Every 210,000 blocks mined, or about every four years, the reward given to Bitcoin miners for processing transactions is cut in half. This cuts in half the rate at which new Bitcoin is released into circulation. This is Bitcoin’s way of using a synthetic form of inflation that halves every four years until all Bitcoin is released and is In Circulation.
This system will continue until the year 2140. At that point, miners will be rewarded with fees for processing transactions that network users will pay. These fees ensure that miners still have the incentive to mine and keep the network going. The idea is that competition for these fees will cause them to remain low after halvings are finished.
The halving is significant because it marks another drop in Bitcoin’s dwindling finite supply. The total maximum supply of Bitcoin is 21 million. At the time of writing, there are about 18,600,000 Bitcoins already in circulation, leaving just about 2,400,000 left to be released via mining rewards.
In 2009, the reward for each block in the chain mined was 50 Bitcoins. After the first halving it was 25, then 12.5, and on May 11th, 2020 it became 6.25 Bitcoins per block. These halvings reduce the rate at which new coins are created and thus lower the available supply. This can cause some implications for investors as other assets with low supply, like gold, can have high demand and push prices higher.
In the past, these Bitcoin halvings have correlated with massive surges in Bitcoin’s price. The first halving, which occurred in November of 2012, saw an increase from about $12 to nearly $1,150 within a year. The second Bitcoin halving occurred in July of 2016. The price at that halving was about $650 and by December 17th, 2017, Bitcoin’s price had soared to nearly $20,000. The price then fell over the course of a year from this peak down to around $3,200, a price nearly 400% higher than its pre-halving price.
The theory of the halving and the chain reaction that it sets off works something like this:
The reward is halved → half the inflation → lower available supply → higher demand → higher price → miners incentive still remains, regardless of smaller rewards, as the value of Bitcoin is increased in the process.

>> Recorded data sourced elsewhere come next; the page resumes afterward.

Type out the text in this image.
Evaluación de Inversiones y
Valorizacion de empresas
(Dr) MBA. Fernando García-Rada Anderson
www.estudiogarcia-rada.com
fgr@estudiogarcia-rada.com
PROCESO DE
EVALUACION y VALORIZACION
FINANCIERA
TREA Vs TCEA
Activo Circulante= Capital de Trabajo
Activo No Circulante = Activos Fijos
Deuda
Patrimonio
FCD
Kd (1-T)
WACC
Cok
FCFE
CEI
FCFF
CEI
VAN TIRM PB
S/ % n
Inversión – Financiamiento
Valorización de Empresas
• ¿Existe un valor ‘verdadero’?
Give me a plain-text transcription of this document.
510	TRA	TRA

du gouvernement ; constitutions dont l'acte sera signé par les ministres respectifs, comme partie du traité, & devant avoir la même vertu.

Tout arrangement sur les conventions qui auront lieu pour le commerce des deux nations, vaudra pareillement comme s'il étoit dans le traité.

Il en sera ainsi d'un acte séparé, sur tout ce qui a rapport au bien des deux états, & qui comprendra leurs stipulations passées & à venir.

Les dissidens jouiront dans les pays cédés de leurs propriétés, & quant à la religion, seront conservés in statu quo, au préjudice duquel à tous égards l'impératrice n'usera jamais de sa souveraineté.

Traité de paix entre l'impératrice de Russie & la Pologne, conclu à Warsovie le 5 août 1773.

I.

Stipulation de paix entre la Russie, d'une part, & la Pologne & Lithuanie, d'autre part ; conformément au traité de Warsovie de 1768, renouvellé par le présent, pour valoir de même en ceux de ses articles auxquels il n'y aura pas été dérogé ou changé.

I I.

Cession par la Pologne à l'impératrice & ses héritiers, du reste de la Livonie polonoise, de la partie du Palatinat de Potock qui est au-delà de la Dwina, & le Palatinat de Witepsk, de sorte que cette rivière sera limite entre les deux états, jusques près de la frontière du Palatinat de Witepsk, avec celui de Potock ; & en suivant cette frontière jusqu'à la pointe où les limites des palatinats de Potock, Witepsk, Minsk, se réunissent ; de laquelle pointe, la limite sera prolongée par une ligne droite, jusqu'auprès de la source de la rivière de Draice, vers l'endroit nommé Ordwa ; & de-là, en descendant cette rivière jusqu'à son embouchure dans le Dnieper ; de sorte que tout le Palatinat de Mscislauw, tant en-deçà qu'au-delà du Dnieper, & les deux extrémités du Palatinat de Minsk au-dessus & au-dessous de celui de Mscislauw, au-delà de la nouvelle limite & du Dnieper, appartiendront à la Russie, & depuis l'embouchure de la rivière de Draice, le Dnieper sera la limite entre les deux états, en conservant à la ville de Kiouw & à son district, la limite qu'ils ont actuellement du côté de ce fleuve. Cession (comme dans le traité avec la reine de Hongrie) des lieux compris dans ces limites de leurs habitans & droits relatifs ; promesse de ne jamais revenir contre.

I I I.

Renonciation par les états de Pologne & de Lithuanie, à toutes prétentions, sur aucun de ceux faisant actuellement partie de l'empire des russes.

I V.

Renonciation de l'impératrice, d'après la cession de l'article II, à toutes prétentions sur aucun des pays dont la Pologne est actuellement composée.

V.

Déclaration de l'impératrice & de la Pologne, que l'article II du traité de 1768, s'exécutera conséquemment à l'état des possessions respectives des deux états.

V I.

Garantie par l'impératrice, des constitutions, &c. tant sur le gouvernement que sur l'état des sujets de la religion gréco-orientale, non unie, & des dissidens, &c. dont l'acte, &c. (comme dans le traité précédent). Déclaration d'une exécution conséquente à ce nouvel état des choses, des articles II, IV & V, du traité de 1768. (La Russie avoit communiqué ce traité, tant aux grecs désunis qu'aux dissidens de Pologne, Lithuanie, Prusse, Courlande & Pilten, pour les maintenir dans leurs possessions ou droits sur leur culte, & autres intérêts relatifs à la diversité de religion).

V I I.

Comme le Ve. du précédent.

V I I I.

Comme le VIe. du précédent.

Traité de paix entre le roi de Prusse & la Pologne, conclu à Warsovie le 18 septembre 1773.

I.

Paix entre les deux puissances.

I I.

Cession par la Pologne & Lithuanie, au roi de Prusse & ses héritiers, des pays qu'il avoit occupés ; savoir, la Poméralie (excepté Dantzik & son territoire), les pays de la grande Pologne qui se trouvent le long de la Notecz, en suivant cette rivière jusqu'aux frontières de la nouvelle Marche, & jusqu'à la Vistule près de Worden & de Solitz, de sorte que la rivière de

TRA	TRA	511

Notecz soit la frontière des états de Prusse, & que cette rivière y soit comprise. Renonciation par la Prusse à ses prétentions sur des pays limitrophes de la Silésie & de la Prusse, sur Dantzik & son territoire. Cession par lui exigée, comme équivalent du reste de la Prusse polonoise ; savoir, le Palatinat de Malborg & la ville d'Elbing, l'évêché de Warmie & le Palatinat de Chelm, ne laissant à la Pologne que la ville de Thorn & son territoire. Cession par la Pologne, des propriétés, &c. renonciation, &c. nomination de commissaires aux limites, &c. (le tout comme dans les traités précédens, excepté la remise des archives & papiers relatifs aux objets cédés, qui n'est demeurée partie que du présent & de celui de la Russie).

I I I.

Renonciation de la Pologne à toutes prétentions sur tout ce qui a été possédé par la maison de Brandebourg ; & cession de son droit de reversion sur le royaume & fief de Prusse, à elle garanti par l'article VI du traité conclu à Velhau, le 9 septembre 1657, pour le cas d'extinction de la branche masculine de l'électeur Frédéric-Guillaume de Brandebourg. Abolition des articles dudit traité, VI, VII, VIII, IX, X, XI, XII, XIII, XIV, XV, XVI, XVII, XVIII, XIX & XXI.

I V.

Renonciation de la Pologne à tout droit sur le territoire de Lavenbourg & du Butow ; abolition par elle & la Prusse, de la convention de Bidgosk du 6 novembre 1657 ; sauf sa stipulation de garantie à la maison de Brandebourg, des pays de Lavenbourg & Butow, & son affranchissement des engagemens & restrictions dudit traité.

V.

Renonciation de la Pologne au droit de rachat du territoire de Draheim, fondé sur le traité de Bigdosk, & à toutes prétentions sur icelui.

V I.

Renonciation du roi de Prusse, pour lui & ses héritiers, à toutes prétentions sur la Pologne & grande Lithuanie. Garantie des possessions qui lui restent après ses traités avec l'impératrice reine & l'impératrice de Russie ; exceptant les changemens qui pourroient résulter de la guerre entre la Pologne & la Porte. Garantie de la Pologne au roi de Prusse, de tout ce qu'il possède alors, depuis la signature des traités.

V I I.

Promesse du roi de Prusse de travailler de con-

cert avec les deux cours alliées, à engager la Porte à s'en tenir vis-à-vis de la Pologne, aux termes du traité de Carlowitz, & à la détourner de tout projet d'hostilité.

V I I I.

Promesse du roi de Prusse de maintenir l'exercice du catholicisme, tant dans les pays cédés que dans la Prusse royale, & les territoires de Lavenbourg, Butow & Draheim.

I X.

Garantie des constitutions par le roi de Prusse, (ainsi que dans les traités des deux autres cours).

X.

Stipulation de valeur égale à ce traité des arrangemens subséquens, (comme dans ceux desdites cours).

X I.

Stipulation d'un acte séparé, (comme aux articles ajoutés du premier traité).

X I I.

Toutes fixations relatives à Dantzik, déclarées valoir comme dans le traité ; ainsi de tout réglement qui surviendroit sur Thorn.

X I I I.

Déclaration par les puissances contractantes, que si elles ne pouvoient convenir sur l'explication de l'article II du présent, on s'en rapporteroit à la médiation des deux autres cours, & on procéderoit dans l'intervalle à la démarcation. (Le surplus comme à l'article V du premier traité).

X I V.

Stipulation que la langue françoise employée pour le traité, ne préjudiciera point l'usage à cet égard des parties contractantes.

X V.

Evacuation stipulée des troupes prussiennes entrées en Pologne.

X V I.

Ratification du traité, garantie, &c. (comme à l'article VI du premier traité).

In the event that a halving does not increase demand and price, then miners would have no incentive as the reward for completing transactions would be smaller and the value of Bitcoin would not be high enough. To prevent this, Bitcoin has a process to change the difficulty it takes to get mining rewards, or in other words, the difficulty of mining a transaction. In the event that the reward has been halved and the value of Bitcoin has not increased, the difficulty of mining would be reduced to keep miners incentivized. This means that the quantity of Bitcoin released as a reward is still smaller, but the difficulty of processing a transaction is reduced.
This process has proven successful twice. So far, the result of these halvings has been a ballooning in price followed by a large drop. The crashes that have followed these gains, however, have still maintained prices higher than before these halving events. For example, as mentioned above, the 2017–2018 bubble saw Bitcoin rise to around $20,000, only to fall to around $3,200.4 This is a massive drop, but Bitcoin’s price before the halving was around $650. While this system has worked so far, the halving is typically surrounded by immense speculation, hype, and volatility, and it is unpredictable as to how the market will react to these events in the future.